Enhancing Vehicle Routing Solutions: Custom Heuristic and Local Search Algorithms for Capacitated Vehicle Routing Problems
Keywords:
Capacitated Vehicle Routing Problem, Combinatorial Optimization Problems, Heuristics Algorithms, Local Search Algorithms, Vehicle Routing ProblemAbstract
When compared to traditional heuristics algorithms, local search algorithms offer significant computational advantages to solve combinatorial optimisation problems, such as the Vehicle Routing Problem (VRP). However, the actual usefulness of existing searching-based algorithms is generally limited by their inability to handle a fixed number of vehicles. These algorithms often avoid the challenging issue of assigning customers to a fixed number of available vehicles. However, in practical situations, logistic service providers need to find solutions that work with a certain fleet size and can quickly adjust to sudden changes in the number of vehicles or solve the Capacitated Vehicle Routing Problem (CVRP).
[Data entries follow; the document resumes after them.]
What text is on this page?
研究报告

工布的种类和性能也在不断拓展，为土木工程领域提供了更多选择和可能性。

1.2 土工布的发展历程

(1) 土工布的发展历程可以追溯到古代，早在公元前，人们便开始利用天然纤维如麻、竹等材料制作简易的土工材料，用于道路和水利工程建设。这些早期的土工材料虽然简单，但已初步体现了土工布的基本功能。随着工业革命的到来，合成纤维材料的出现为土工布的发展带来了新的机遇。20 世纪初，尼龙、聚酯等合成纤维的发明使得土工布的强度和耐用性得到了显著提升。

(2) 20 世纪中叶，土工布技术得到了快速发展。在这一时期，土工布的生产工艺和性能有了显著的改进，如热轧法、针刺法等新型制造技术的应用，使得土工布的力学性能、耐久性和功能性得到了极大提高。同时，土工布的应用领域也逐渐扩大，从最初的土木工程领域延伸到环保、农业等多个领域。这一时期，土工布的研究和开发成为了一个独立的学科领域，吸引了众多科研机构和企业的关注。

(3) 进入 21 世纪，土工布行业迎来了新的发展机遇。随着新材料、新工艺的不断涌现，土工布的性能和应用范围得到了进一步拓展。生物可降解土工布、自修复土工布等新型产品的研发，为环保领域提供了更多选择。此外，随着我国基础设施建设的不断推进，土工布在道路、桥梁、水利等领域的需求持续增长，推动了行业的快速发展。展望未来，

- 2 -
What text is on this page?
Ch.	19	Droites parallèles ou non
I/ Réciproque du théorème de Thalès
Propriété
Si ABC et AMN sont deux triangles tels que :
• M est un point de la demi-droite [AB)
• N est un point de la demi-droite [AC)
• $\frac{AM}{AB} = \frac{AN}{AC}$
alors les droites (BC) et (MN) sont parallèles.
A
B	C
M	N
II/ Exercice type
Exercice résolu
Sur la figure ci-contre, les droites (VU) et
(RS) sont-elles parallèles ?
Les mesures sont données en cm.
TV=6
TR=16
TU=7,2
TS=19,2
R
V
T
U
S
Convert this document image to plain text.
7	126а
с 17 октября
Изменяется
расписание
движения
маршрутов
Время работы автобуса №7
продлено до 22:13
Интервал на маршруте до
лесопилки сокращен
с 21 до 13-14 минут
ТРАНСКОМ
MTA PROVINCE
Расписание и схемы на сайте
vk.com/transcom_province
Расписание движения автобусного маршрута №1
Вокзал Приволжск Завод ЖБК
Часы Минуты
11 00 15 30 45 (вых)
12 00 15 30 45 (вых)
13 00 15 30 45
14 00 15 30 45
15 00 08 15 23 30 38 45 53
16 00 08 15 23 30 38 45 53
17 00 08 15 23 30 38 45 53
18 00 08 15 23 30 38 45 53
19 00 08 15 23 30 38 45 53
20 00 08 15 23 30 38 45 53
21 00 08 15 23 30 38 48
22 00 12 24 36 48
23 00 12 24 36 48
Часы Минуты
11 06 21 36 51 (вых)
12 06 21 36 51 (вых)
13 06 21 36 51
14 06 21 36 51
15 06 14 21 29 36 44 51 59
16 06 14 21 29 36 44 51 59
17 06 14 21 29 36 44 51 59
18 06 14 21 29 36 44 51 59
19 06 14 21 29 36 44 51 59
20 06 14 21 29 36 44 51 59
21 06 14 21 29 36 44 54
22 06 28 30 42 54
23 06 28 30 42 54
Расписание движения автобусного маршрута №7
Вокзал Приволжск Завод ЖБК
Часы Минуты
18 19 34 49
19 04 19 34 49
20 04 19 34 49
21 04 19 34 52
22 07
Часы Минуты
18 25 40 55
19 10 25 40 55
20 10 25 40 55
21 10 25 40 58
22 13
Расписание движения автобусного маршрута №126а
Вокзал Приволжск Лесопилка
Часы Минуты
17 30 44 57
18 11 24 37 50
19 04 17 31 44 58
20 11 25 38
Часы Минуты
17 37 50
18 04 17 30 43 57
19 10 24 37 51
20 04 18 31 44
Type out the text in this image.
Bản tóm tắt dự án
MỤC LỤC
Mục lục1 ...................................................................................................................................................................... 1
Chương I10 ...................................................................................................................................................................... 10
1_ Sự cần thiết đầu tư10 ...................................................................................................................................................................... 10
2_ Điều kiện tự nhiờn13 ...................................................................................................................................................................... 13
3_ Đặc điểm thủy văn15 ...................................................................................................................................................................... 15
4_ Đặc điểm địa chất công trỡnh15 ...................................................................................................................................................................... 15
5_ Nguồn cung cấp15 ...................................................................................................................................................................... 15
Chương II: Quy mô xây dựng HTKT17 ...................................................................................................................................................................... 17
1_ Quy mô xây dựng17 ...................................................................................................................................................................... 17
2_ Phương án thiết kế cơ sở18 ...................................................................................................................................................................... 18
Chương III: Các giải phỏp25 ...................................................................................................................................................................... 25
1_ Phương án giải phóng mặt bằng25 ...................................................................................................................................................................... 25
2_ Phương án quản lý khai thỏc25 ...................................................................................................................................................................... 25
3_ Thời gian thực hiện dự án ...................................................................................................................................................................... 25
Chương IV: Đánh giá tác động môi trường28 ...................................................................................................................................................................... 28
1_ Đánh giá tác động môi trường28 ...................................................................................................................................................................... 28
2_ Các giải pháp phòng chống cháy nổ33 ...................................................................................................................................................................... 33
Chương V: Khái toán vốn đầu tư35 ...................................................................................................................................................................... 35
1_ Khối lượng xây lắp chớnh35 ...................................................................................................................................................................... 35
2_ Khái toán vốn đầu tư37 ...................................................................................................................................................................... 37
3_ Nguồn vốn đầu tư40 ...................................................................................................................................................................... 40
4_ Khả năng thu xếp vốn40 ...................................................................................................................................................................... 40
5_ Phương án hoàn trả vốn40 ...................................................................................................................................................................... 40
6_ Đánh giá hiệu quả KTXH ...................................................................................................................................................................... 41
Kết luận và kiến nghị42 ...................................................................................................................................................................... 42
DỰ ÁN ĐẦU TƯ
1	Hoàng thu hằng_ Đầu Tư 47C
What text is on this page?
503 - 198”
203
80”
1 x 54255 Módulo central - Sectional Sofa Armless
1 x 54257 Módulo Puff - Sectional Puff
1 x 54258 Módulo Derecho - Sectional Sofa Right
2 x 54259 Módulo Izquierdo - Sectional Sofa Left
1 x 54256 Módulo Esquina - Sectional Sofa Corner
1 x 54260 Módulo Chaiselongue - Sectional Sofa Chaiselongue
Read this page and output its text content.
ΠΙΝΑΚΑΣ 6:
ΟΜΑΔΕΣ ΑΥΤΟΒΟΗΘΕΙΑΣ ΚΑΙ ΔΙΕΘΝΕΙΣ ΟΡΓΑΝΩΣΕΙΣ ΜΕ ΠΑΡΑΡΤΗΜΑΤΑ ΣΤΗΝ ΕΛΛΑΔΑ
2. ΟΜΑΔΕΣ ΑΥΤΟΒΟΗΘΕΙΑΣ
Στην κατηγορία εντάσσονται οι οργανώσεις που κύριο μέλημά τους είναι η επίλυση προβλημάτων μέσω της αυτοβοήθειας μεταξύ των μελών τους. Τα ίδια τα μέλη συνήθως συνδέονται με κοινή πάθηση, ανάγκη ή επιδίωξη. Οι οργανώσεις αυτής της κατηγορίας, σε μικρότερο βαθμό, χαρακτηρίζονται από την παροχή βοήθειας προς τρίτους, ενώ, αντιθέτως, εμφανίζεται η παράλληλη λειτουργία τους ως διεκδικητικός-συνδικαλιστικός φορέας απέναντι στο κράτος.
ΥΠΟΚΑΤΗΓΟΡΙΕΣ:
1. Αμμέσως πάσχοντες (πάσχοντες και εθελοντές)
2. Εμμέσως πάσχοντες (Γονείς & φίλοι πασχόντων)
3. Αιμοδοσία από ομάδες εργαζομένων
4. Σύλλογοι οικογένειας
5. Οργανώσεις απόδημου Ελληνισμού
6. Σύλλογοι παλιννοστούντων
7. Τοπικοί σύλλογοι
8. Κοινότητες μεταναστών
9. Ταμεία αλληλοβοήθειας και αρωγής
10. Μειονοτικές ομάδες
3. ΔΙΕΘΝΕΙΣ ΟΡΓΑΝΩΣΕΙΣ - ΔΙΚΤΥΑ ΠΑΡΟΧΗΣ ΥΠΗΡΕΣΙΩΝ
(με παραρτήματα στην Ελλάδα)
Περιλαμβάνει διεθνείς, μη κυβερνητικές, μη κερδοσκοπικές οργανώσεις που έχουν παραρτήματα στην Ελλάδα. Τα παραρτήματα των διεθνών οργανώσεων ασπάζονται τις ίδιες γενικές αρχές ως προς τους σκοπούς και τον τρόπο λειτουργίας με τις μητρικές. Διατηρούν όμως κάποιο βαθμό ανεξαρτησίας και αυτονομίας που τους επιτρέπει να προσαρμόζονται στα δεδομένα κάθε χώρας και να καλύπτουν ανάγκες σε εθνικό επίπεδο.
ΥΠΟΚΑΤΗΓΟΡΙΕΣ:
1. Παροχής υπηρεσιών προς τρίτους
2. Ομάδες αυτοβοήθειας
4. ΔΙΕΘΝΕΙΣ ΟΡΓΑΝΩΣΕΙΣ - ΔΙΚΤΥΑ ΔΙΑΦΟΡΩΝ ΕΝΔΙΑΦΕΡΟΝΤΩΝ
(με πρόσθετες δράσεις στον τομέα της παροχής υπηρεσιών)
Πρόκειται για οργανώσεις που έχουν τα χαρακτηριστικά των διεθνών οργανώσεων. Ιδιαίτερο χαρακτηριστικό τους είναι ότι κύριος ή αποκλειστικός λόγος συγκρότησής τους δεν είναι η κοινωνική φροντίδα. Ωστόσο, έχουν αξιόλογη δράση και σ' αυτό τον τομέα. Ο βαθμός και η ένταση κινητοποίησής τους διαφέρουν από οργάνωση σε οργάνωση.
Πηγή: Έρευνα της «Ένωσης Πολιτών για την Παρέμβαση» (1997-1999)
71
Therefore, the main goal of this paper is to apply custom heuristic algorithms to solve the CVRP to determine the best vehicle delivery routes while keeping in mind each vehicle’s maximum carrying capacity. The problem is initially solved by the heuristics presented in this paper, and subsequently, specific local search algorithms are used to further improve the heuristics’ findings. The implementation of two heuristic algorithms includes one that is based on the nearest-neighbour strategy and another that is motivated by clustering nearby customers. Two custom local search algorithms are also introduced. The proposed algorithms are compared to well-used benchmarks that have undergone extensive testing and validation.